Pinggiran kota Beijing. Sebuah tempat dimana orang-orang yang terbuang dan tertinggal menetap untuk jangka waktu yang lama. Kawasan kumuh yang keseluruhan wilayahnya di huni oleh mereka yang kurang beruntung karena keegoisan pemerintah yang mencanangkan sebuah aturan bahwa setiap orang berkelas rendah dilarang untuk mendapatkan kemakmuran seperti mereka yang terpilih. Sebuah golongan kelas paling tinggi deratnya sesuai pilihan pemerintah dan kebijakannya. Yaitu orang-orang berkedudukan penting, para kelompok pendukung gerakan pro komunis dan revolusi yang dijalankannya, serta mereka yang memiliki kegunaan khusus sehingga penting bagi para penguasa. Sedangkan mereka yang tersisih, dipaksa pindah dan diadili. Tanpa pembelaan diri ataupun bentuk pertolongan lain.

Tidak hanya kawasan itu, masih banyak tempat-tempat lain yang tidak terurus dan sama-sama kotornya. Bahkan di daerah pedesaan lebih parah dari itu. Banyak orang dipaksa untuk bekerja keras di daerah pertanian untuk mendapatkan hasil panen yang melimpah. Dan tidak sedikit dari mereka yang mencoba untuk berontak dan melarikan diri.

Chanlie dan Shixun adalah salah satunya.

Dua pemuda asal pedesaan itu memilih untuk pergi ke pinggiran kota karena tidak tahan atas tindak diktator yang dilakukan oleh para pengawas. Mereka memilih Beijing karena di kota itulah pusat kendali di mulai. Mereka ingin melawan, menyerang atau apapun itu untuk menghancurkan sistem 'kasar' tersebut.

Lalu mereka bertemu Yifan dan Zitao diantara orang-orang yang ingin mendapatkan keadilan yang sama. Yifan adalah seorang mahasiswa, pemegang beasiswa penuh dan anggota pengawal merah. Dia terpaksa masuk ke kelompok itu sebagai sebuah misi, dari para pemimpin pemberontak yang berniat untuk menutup aturan keji pemerintah. Sedangkan Zitao, dia seharusnya pemuda dari kalangan atas. Keluarganya yang merupakan golongan konglomerat yang sudah sepantasnya dikasihi pemerintah, berubah menjadi sebuah tragedi saat mereka harus dibantai dan dihancurkan, karena keluarga Huang menolak untuk bergabung dan bekerja sama.
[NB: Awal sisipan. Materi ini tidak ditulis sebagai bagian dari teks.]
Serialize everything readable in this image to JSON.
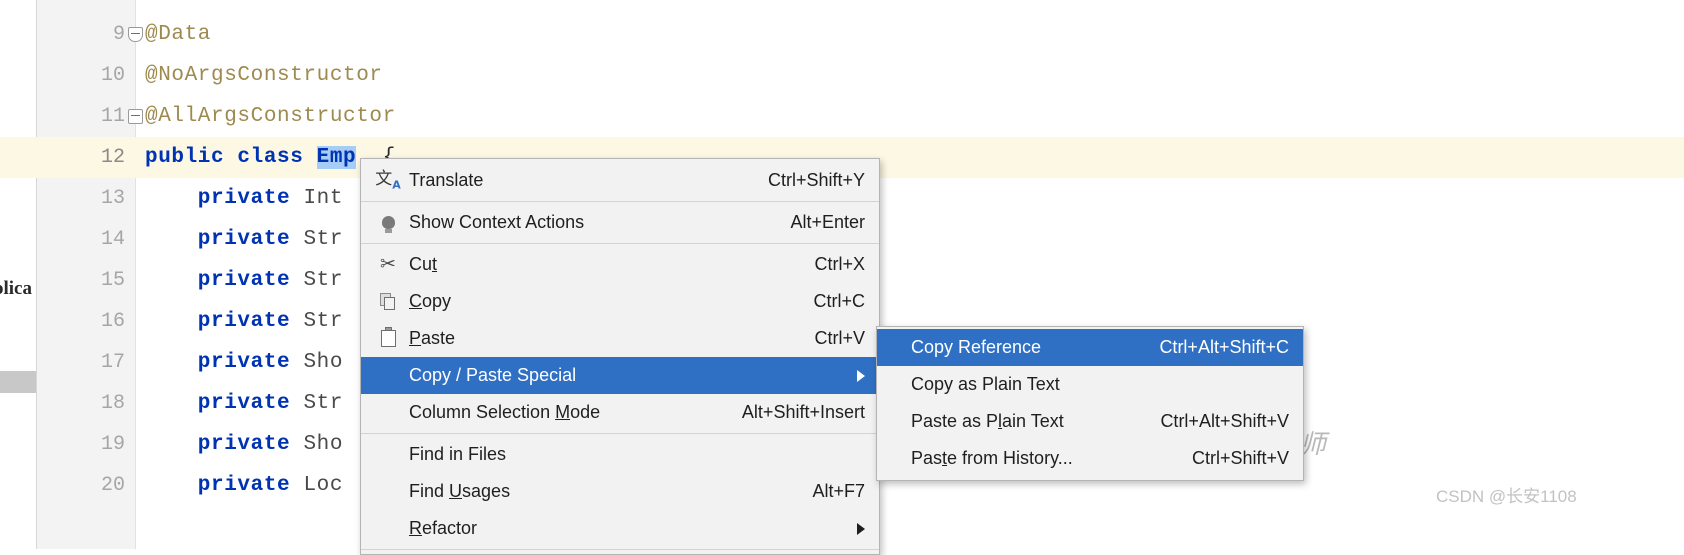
{
  "editor": {
    "left_clip_text": "olica",
    "lines": [
      {
        "number": "9",
        "current": false,
        "fold": "start",
        "segments": [
          {
            "text": "@Data",
            "kind": "anno"
          }
        ]
      },
      {
        "number": "10",
        "current": false,
        "fold": "none",
        "segments": [
          {
            "text": "@NoArgsConstructor",
            "kind": "anno"
          }
        ]
      },
      {
        "number": "11",
        "current": false,
        "fold": "end",
        "segments": [
          {
            "text": "@AllArgsConstructor",
            "kind": "anno"
          }
        ]
      },
      {
        "number": "12",
        "current": true,
        "fold": "none",
        "segments": [
          {
            "text": "public class ",
            "kind": "kw"
          },
          {
            "text": "Emp",
            "kind": "sel"
          },
          {
            "text": "  {",
            "kind": "plain"
          }
        ]
      },
      {
        "number": "13",
        "current": false,
        "fold": "none",
        "segments": [
          {
            "text": "    private ",
            "kind": "kw"
          },
          {
            "text": "Int",
            "kind": "type"
          }
        ]
      },
      {
        "number": "14",
        "current": false,
        "fold": "none",
        "segments": [
          {
            "text": "    private ",
            "kind": "kw"
          },
          {
            "text": "Str",
            "kind": "type"
          }
        ]
      },
      {
        "number": "15",
        "current": false,
        "fold": "none",
        "segments": [
          {
            "text": "    private ",
            "kind": "kw"
          },
          {
            "text": "Str",
            "kind": "type"
          }
        ]
      },
      {
        "number": "16",
        "current": false,
        "fold": "none",
        "segments": [
          {
            "text": "    private ",
            "kind": "kw"
          },
          {
            "text": "Str",
            "kind": "type"
          }
        ]
      },
      {
        "number": "17",
        "current": false,
        "fold": "none",
        "segments": [
          {
            "text": "    private ",
            "kind": "kw"
          },
          {
            "text": "Sho",
            "kind": "type"
          }
        ]
      },
      {
        "number": "18",
        "current": false,
        "fold": "none",
        "segments": [
          {
            "text": "    private ",
            "kind": "kw"
          },
          {
            "text": "Str",
            "kind": "type"
          }
        ]
      },
      {
        "number": "19",
        "current": false,
        "fold": "none",
        "segments": [
          {
            "text": "    private ",
            "kind": "kw"
          },
          {
            "text": "Sho",
            "kind": "type"
          }
        ]
      },
      {
        "number": "20",
        "current": false,
        "fold": "none",
        "segments": [
          {
            "text": "    private ",
            "kind": "kw"
          },
          {
            "text": "Loc",
            "kind": "type"
          }
        ]
      }
    ]
  },
  "context_menu": {
    "items": [
      {
        "id": "translate",
        "label": "Translate",
        "mnemonic": "",
        "shortcut": "Ctrl+Shift+Y",
        "icon": "translate-icon",
        "selected": false,
        "submenu": false,
        "separator_after": true
      },
      {
        "id": "show-context-actions",
        "label": "Show Context Actions",
        "mnemonic": "",
        "shortcut": "Alt+Enter",
        "icon": "lightbulb-icon",
        "selected": false,
        "submenu": false,
        "separator_after": true
      },
      {
        "id": "cut",
        "label": "Cut",
        "mnemonic": "t",
        "shortcut": "Ctrl+X",
        "icon": "scissors-icon",
        "selected": false,
        "submenu": false,
        "separator_after": false
      },
      {
        "id": "copy",
        "label": "Copy",
        "mnemonic": "C",
        "shortcut": "Ctrl+C",
        "icon": "copy-icon",
        "selected": false,
        "submenu": false,
        "separator_after": false
      },
      {
        "id": "paste",
        "label": "Paste",
        "mnemonic": "P",
        "shortcut": "Ctrl+V",
        "icon": "paste-icon",
        "selected": false,
        "submenu": false,
        "separator_after": false
      },
      {
        "id": "copy-paste-special",
        "label": "Copy / Paste Special",
        "mnemonic": "",
        "shortcut": "",
        "icon": "",
        "selected": true,
        "submenu": true,
        "separator_after": false
      },
      {
        "id": "column-selection-mode",
        "label": "Column Selection Mode",
        "mnemonic": "M",
        "shortcut": "Alt+Shift+Insert",
        "icon": "",
        "selected": false,
        "submenu": false,
        "separator_after": true
      },
      {
        "id": "find-in-files",
        "label": "Find in Files",
        "mnemonic": "",
        "shortcut": "",
        "icon": "",
        "selected": false,
        "submenu": false,
        "separator_after": false
      },
      {
        "id": "find-usages",
        "label": "Find Usages",
        "mnemonic": "U",
        "shortcut": "Alt+F7",
        "icon": "",
        "selected": false,
        "submenu": false,
        "separator_after": false
      },
      {
        "id": "refactor",
        "label": "Refactor",
        "mnemonic": "R",
        "shortcut": "",
        "icon": "",
        "selected": false,
        "submenu": true,
        "separator_after": true
      }
    ]
  },
  "sub_menu": {
    "items": [
      {
        "id": "copy-reference",
        "label": "Copy Reference",
        "mnemonic": "",
        "shortcut": "Ctrl+Alt+Shift+C",
        "selected": true
      },
      {
        "id": "copy-as-plain-text",
        "label": "Copy as Plain Text",
        "mnemonic": "",
        "shortcut": "",
        "selected": false
      },
      {
        "id": "paste-as-plain-text",
        "label": "Paste as Plain Text",
        "mnemonic": "l",
        "shortcut": "Ctrl+Alt+Shift+V",
        "selected": false
      },
      {
        "id": "paste-from-history",
        "label": "Paste from History...",
        "mnemonic": "t",
        "shortcut": "Ctrl+Shift+V",
        "selected": false
      }
    ]
  },
  "watermarks": {
    "chinese": "师",
    "csdn": "CSDN @长安1108"
  },
  "colors": {
    "selection_blue": "#2f70c4",
    "menu_bg": "#f2f2f2",
    "current_line": "#fdf8e3",
    "text_selection": "#a6cdf5",
    "keyword": "#0033b3",
    "annotation": "#9e8a4e"
  }
}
Menyisakan Zitao yang selamat dan melarikan diri ke kawasan pinggiran, membawa luka batin yang begitu besar. Setahu mereka, Yifan dan Zitao tidak bisa dipisahkan sejak pertemuan pertama mereka 2 tahun yang lalu. Yifan pergi selama berminggu-minggu akibat keanggotaannya di pengawal merah, dan Zitao tetap setia menunggu di rumah bersama dengan Ibu Yifan yang sakit-sakitan, seorang kakak perempuan dan keponakan yang masih kecil. Keluarga kecilnya sudah menganggap Zitao sebagai anggota keluarga. Dan orang-orang di kawasan pinggiran mulai menyadari jika semenjak Zitao hadir di sekitar mereka, semangat untuk berjuang semakin besar. Bahkan Chanlie dan Shixun menyadarinya juga.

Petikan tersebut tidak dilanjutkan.